Маньчжуры при установлении своего владычества умело использовали слабости тех или иных народностей: тибетцев, монголов, ханьцев. Для тибетцев это был ламаизм — скажем, пригласили ламу в Пекин, выказали ему подобающее почтение, отозвались с восхищением о его великих способностях. Если речь шла о монголах, действовали через междинастические браки: всех принцесс правящего рода отдавали в жены монгольским принцам; таким образом, все рожденные ими сыновья становились «нашими племянниками» (смех в зале), и всех этих юных наследников с малолетства воспитывали во дворцах, приучая обращаться к правящему императору с помощью терминов родства — в надежде на то, что, когда они вырастут, они не дерзнут пойти против своего дядюшки или дедушки. Однако за ханьцев маньчжурских принцесс замуж не выдавали. И приманкой, которую использовали в данном случае маньчжуры, как раз и была система государственных экзаменов: маньчжуры отлично знали, что у ханьцев есть слабость — они любят чиновничьи должности (смех в зале): я внушаю тебе надежду на получение места, ты сразу становишься шелковым и не только забываешь о своей национальной гордости, но вообще теряешь образ человеческий. Так складывалось чиновничество — весьма загадочная прослойка общества со своими особыми нормами поведения и системой ценностей. Верой и правдой чиновники служили отнюдь не императору, и даже если один император сменялся другим, это мало отражалось на их, чиновничьей, жизни (смех в зале).

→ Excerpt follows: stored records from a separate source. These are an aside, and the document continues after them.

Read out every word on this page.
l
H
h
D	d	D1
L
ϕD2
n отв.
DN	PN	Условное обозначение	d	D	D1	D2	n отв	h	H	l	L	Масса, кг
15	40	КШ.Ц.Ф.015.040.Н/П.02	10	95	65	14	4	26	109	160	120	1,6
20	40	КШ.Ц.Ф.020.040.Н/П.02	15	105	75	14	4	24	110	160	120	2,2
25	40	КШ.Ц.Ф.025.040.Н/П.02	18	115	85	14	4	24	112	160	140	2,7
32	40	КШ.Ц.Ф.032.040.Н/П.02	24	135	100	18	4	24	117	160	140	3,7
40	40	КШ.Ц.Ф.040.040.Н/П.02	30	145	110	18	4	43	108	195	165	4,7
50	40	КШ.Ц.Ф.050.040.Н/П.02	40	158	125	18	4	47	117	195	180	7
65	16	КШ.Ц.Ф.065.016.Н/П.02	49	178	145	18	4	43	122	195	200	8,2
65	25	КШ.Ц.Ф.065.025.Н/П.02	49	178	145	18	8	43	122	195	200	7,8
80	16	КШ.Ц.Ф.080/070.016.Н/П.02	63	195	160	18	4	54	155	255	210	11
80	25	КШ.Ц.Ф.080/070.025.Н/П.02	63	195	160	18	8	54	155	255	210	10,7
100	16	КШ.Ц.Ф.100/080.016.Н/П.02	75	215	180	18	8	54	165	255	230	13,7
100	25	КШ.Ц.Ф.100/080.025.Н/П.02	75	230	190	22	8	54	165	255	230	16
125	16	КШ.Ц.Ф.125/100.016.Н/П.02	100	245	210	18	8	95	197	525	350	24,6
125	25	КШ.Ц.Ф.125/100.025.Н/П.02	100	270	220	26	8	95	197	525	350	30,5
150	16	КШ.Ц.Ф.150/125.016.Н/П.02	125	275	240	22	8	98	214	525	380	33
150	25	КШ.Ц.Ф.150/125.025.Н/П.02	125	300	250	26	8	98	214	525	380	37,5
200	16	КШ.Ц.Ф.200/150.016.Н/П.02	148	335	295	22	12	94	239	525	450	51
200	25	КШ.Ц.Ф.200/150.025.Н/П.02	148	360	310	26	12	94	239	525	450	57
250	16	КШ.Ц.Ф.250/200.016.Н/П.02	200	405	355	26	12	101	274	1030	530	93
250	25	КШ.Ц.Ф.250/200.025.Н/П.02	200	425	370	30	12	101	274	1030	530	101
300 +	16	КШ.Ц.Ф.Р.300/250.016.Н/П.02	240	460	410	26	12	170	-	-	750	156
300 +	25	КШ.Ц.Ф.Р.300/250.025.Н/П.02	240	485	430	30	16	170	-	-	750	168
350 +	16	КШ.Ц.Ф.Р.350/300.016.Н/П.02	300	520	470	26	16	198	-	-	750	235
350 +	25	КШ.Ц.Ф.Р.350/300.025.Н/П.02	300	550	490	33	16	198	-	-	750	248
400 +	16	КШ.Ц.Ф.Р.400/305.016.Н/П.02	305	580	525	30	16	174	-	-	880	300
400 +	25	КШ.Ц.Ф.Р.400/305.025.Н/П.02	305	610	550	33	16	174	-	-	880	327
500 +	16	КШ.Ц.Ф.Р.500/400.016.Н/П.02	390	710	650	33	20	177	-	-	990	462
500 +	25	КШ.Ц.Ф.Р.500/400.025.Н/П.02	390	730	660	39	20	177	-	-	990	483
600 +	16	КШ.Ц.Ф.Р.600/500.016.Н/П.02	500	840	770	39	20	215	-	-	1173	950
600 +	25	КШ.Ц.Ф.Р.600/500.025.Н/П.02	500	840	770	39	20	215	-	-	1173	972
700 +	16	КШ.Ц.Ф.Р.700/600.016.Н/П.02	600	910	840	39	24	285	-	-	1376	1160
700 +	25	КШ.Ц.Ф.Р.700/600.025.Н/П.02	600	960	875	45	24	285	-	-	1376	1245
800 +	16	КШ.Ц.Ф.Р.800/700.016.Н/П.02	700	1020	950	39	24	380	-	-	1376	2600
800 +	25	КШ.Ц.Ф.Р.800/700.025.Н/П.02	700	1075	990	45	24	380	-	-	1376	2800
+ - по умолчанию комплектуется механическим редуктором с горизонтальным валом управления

Они не опасались и разрушения государства — если в плохие для государства времена покровители могли подыскать им хорошую должность, они преспокойно продолжали делать свое бюрократическое дело. Впрочем, и во времена процветания государства стоило чиновнику обосноваться, как тут же сами собой складывались отношения «рука руку моет»: кумовство, протекция, взаимовыручка и т. п. Не знаю, доводилось ли уважаемым слушателям читать книгу «Наше чиновничество»[29]. В этом романе прекрасно описана китайская бюрократическая система, его стоит прочитать хотя бы за это. Подобного рода бюрократические связи дурно влияли и на обычные человеческие отношения…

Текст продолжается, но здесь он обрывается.